Che l’editoria stia attraversando una fase critica non c’è dubbio. Al di là di problemi oggettivi e congiunturali, gli editori perlopiù fanno scelte quasi esclusivamente commerciali, raramente puntano su nuovi autori, preferisco affidarsi ai soliti noti che promettono buoni numeri, oppure “cavalcano l’onda” con temi di attualità, ma non per questo di qualità. Spesso sono supponenti, altezzosi. Lo straordinario successo del self-publishing, con i suoi limiti, beninteso, è una riprova di come si stiano creando soluzioni alternative all’editoria tradizionale. Attenzione, perché facendo così, molti di loro rischiano di essere spazzati via da Amazon e simili (con, anche qui, gli infiniti limiti – soprattutto culturali – di questi ultimi). 
Ed è verissima anche l’altra cosa che lei riporta, e cioè che la lettura sta cambiando, viene sempre più condivisa. Appena leggiamo una bella frase, un passaggio che ci ha colpito, sentiamo l’esigenza di condividerlo. E così, ecco le recensioni dei lettori sulle librerie on-line, il fenomeno di anobii che permette addirittura di riportare nelle schede dei libri i passaggi che più ci sono piaciuti, o i siti dedicati ai libri di facebook o – ancora – i tweet agli amici, ma anche a chi conta nel “club della lettura”. Tutto questo per molti aspetti è un bene, credo però ci sia un rischio: è provato che la lettura digitale comporta meno attenzione di quella tradizionale, rischia di essere trattenuta di meno; per non dire che la lettura, per quanto condivisa e condivisibile, resta essenzialmente un’attività solitaria: almeno inizialmente, siamo “io e il libro”, tutto il resto viene dopo.

Una curiosità: nel capitolo dedicato al romanzo di formazione (uno dei miei preferiti, dedicato ad un genere a me molto caro) dice a proposito de Il giovane Holden che è un romanzo a suo parere sopravvalutato: mi piacerebbe approfondire la questione.
Sapevo, nel momento in cui ho fatto questa confessione, di scatenare un polverone. Succede quando prendi le distanze da un mostro sacro. In tutta umiltà potrei dire che forse non l’ho letto nel momento giusto, né quando ero giovane. Non mi ha trasmesso empatia, non mi ha preso. O, forse, potrei azzardare che mi ha irritato lo stile.

Moltissimi dei testi scelti sono classici spesso proposti nelle scuole come materiale di studio; lei stesso ha esperienza di docenza: ci parli del delicato rapporto tra adolescenti-lettura, spesso conflittuale, forse anche per colpa delle imposizioni dall'alto, dell'orientamento del gusto, della familiarità o meno con la parola scritta.

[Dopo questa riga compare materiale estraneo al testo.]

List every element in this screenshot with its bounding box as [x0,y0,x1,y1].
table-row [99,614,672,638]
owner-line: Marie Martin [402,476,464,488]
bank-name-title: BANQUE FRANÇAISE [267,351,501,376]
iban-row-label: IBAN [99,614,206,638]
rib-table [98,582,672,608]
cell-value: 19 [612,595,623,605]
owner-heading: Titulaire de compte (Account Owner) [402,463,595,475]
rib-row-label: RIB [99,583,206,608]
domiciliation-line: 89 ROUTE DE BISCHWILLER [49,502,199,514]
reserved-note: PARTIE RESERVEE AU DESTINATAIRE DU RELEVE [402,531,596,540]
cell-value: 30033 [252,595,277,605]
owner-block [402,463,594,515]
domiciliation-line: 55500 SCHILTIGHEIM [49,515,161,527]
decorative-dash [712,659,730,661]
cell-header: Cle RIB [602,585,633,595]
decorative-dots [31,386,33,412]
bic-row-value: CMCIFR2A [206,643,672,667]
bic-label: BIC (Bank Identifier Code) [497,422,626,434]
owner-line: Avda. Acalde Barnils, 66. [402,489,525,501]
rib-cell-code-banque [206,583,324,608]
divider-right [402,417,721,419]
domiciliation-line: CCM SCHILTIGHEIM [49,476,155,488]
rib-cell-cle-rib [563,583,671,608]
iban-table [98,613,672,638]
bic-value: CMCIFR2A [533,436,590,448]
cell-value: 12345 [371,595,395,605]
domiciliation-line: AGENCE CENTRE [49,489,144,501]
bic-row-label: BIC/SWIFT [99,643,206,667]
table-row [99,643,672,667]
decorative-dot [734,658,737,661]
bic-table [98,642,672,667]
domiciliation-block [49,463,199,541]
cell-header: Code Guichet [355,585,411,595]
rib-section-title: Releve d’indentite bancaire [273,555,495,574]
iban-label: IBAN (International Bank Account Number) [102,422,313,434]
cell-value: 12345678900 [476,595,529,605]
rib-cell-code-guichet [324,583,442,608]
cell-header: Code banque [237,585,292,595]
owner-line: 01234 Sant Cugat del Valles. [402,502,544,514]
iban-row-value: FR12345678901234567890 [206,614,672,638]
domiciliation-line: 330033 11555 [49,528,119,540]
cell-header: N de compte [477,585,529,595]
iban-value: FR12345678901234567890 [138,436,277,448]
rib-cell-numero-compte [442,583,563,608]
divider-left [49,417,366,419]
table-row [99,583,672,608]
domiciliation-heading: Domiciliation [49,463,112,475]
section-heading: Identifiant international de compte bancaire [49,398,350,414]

Altro tema scottante.  È risaputo che rischiamo di odiare ciò che ci viene fatto studiare a scuola, vedi I promessi sposi. Ma io credo, una volta di più, che tutto transiti dalla passione. Se un docente ama follemente i libri che suggerisce, probabilmente i suoi allievi non potranno restare del tutto indifferenti, ne saranno almeno incuriositi. E poi, certo, occorre trovare i testi giusti. A partire dai classici perché un classico, per riprendere la famosa citazione di Italo Calvino, è un libro che non ha mai finito di dire quel che ha da dire. O da quei libri che non possono lasciare indifferenti i giovani, come Martin Eden, di Jack London, che io ho definito una lettura “obbligatoria”. E con questo torniamo all’inizio dell’intervista: ci vuole una guida, qualcuno che indichi un percorso. Deve essere un lettore forte, appassionato, illuminare molte strade affinché poi ciascuno possa scegliere e percorrere la sua.